The inhabitants of global cities are also not all equal players, Sassen argues. Much of her work seeks to draw attention to the harmful effects that such concentrations of power and money can breed. A global city’s glamour is most often supported, she observes, by large populations of immigrant workers who perform the blue-collar, industrial, low-wage, dirty work of the global economy as the valets, the coffee-stand servers, the janitors. The cultural split between the two very different stakeholders in the global network—the well-off, educated workers running the global firms and the poorer, less educated workers servicing them—has led to what Sassen calls “an unbundling of the national unit.”
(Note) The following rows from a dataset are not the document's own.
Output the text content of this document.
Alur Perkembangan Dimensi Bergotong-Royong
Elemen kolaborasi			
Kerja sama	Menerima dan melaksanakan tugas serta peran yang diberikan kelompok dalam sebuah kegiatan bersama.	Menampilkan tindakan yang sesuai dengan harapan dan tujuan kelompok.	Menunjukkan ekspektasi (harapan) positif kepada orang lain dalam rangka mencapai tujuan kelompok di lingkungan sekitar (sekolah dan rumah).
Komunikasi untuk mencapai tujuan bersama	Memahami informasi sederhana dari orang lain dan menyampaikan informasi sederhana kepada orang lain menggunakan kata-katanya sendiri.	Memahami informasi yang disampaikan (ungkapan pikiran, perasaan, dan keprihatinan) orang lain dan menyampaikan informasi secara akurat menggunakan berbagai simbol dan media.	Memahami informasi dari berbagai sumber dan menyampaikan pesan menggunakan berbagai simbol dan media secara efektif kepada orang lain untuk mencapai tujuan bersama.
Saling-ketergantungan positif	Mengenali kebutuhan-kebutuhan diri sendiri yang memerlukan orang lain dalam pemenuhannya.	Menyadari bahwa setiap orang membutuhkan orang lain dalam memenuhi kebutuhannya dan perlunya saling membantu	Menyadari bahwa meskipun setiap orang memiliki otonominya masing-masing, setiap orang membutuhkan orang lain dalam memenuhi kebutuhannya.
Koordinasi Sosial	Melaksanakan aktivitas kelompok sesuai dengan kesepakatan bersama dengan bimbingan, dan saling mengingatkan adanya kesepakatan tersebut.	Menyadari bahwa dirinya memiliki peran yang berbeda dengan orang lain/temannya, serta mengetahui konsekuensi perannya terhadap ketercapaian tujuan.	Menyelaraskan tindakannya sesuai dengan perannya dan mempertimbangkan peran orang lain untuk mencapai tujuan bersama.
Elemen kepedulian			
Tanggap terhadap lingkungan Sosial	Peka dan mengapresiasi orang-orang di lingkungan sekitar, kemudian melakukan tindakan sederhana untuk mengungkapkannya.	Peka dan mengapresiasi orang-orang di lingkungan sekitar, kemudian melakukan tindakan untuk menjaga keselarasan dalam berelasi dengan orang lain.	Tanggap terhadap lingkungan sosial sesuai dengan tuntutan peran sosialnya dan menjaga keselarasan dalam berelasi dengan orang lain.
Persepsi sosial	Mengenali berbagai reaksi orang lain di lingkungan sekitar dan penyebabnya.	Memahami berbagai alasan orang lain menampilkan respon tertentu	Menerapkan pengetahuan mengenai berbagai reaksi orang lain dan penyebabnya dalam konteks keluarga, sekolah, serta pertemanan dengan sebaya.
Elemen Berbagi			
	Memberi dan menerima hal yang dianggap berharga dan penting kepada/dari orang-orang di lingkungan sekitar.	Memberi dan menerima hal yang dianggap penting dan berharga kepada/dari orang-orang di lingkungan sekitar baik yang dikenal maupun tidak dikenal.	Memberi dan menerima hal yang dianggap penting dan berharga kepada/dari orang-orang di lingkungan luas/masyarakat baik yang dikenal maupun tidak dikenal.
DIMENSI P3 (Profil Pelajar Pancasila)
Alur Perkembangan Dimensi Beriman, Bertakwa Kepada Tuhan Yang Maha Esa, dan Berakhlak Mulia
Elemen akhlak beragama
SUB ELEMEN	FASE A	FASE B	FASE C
As a result, she says, the network of global cities cuts across the traditional north-south divide, making it no longer of use to consider northern countries as the world’s richest and southern countries as its poorest. The professional and corporate elite in New York may now, she maintains, have more in common with, say, their counterparts in Sao Paulo than with the poor and middle class in Brooklyn. She fears that the elite—typically 20 percent of a global city’s population—will continue to benefit from globalization while the middle class gets increasingly squeezed and economic inequalities accelerate.

“The elite are visible and have a voice, which makes it difficult to understand the mostly negative effects for much of the rest,” she says. “The question becomes, ‘How does the global city reconcile creating demand for the lower-paid workers, but yet rendering them invisible?’” Sassen advises policymakers to consider that at least half the business and activities conducted in global cities have nothing to do with globalization: “You can’t allow the urban economy to become a plantation economy where your top cash crops—the high value-adding financial and other corporate services—are the only ones you’re going to care about.”

In her next book, to be published in 2000 and titled Governance and Accountability in the Global Economy, Sassen will wrestle with how decisionmakers in the financial and immigration arenas can respond to the potential pitfalls of globalization, hoping her work will lead to at least an understanding of “how we govern the global economy and introduce some accountability to the system.”—C.S.